In December 2017, the SEC staff issued Staff Accounting Bulletin No. 118 (SAB 118), which provides guidance regarding how a company is to reflect provisional amounts when necessary information is not yet available, prepared or analyzed sufficiently to complete its accounting for the effect of the changes in the Tax Act. The income tax expense of $3.2 million recorded during the fourth quarter of 2017 represents all known and estimable impacts of the Tax Act and is a provisional amount based on the Company’s current best estimate. This provisional amount incorporates assumptions made based upon the Company’s current interpretations of the Tax Act and may change as the Company receives additional clarification and implementation guidance, and as data becomes available allowing for a more accurate scheduling of the deferred tax assets and liabilities, including those related to items potentially impacted by the Tax Act such as fixed assets and employee compensation. Adjustments to this provisional amount through December 22, 2018 will be included in income from operations as an adjustment to tax expense in future periods.

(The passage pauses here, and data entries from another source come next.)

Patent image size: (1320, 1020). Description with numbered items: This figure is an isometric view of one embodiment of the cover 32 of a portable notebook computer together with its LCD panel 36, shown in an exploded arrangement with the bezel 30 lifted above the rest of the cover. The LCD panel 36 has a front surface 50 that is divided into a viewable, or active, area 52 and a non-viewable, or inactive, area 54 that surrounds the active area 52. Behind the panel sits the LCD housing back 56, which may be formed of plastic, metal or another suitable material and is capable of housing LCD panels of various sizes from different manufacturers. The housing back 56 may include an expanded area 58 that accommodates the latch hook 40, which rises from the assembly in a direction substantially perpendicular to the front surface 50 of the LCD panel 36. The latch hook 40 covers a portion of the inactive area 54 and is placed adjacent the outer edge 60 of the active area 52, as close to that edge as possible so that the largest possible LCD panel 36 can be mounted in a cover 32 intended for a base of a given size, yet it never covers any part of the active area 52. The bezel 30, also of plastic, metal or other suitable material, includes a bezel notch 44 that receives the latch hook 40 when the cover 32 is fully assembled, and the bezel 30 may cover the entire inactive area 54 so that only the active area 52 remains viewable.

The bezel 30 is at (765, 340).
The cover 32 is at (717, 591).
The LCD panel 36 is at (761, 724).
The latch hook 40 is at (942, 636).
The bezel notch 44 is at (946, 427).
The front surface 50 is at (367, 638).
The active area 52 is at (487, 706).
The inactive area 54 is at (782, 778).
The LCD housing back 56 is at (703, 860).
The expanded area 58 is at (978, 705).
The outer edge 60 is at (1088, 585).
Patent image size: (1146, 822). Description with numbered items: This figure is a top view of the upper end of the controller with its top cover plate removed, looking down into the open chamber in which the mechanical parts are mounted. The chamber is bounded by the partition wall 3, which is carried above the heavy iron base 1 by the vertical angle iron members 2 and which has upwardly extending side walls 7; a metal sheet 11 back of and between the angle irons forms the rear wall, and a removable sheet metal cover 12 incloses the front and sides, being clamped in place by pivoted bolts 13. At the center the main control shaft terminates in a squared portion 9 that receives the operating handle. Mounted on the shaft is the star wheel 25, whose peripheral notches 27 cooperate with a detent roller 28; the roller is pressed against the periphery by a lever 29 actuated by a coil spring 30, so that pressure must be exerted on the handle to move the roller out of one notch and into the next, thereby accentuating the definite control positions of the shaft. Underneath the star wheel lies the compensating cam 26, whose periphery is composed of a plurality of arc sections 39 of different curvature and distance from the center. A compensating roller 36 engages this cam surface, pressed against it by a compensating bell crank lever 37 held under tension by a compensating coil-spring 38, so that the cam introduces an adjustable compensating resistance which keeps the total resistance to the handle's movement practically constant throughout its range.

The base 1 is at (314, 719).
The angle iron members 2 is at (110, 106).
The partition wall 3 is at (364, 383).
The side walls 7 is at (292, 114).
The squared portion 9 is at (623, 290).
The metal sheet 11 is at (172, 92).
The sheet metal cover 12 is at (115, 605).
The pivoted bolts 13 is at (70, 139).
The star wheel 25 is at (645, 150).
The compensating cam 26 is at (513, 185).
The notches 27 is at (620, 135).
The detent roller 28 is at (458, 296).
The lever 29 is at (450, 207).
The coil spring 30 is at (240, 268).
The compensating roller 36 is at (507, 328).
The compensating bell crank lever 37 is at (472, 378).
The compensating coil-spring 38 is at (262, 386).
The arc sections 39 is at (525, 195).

The Company has recorded a deferred tax asset for the future tax benefits of Iowa net operating loss carryforwards. The Iowa net operating loss carryforwards amounting to approximately $51.2 million will expire in various amounts from 2018 to 2038. As of December 31, 2017 and 2016, the Company believed it was more likely than not that all temporary differences associated with the Iowa corporate tax return would not be fully realized. Accordingly, the Company has recorded a valuation allowance to reduce the net operating loss carryforward. A valuation allowance related to the remaining deferred tax assets has not been provided because management believes it is more likely than not that the results of future operations will generate sufficient taxable income to realize the deferred tax assets.
The Company had no material unrecognized tax benefits as of December 31, 2017 and 2016.